Nora is operated globally. Your data is processed and stored on servers located primarily in the United States (Firebase/Google, RunPod, OpenAI, Anthropic, RevenueCat). If you are located outside the United States, your data will be transferred to, processed, and stored in the United States and potentially other countries that may not provide the same level of data protection as your home country.

For transfers from the EEA, UK, or Switzerland to the United States, we rely on:

• Standard Contractual Clauses (SCCs) approved by the European Commission, incorporated into our agreements with Google (Firebase), OpenAI, Anthropic, and RevenueCat where applicable.
• Adequacy decisions where applicable.
• The legitimate interests of providing a globally available service, balanced against appropriate safeguards.

By using Nora, you consent to the transfer of your personal data to the United States and other countries for the purposes described in this Privacy Policy.

Nora may send push notifications and reminders that you explicitly schedule during conversations (e.g., "remind me to meditate at 8 PM"). Push notification tokens (device identifiers) are stored in Firebase Cloud Messaging and linked to your account.

You may disable push notifications at any time through your device's system settings or through Settings → Notifications in the app. Disabling notifications will prevent delivery of reminders you have set, but will not affect the rest of the Service.
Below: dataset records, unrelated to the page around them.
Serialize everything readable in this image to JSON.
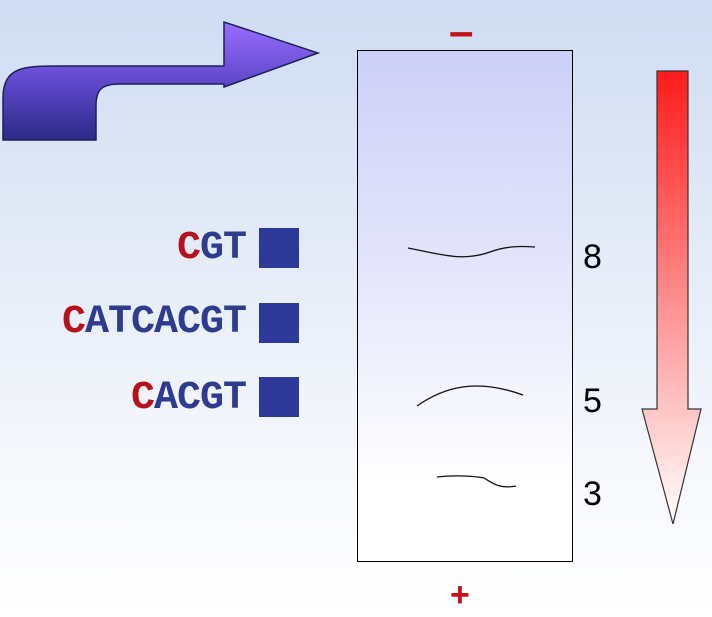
{
  "electrodes": {
    "negative": "–",
    "positive": "+"
  },
  "fragments": [
    {
      "first": "C",
      "rest": "GT"
    },
    {
      "first": "C",
      "rest": "ATCACGT"
    },
    {
      "first": "C",
      "rest": "ACGT"
    }
  ],
  "gel": {
    "size_labels": [
      "8",
      "5",
      "3"
    ]
  },
  "colors": {
    "sequence_base": "#2e3b8f",
    "sequence_first": "#b5121b",
    "label_square": "#2e3a9a",
    "loading_arrow": "#6a4fd8",
    "migration_arrow_top": "#ff1a1a",
    "electrode": "#c4121a"
  },
  "icons": {
    "loading_arrow": "curved-arrow-icon",
    "migration_arrow": "down-arrow-icon",
    "fragment_label": "square-icon"
  }
}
The Nora mobile app does not use browser cookies. The app may use device-local storage (AsyncStorage) to cache session tokens and preferences for performance. This local data is not transmitted to third parties.

Firebase and third-party SDKs may collect anonymous usage analytics. Where required by applicable law, we will seek your consent for analytics collection that goes beyond what is strictly necessary for service operation.

We may update this Privacy Policy from time to time. When we make material changes, we will:

• Update the "Last updated" date at the top of this page.
• Send an in-app notification and/or email to registered users at least 14 days before material changes take effect.
• For significant changes affecting how we use voice data or sensitive information, we will request renewed consent where required by law.

Your continued use of the Service after the effective date of the updated Privacy Policy constitutes acceptance of the changes. If you disagree with the updated policy, please delete your account before the effective date.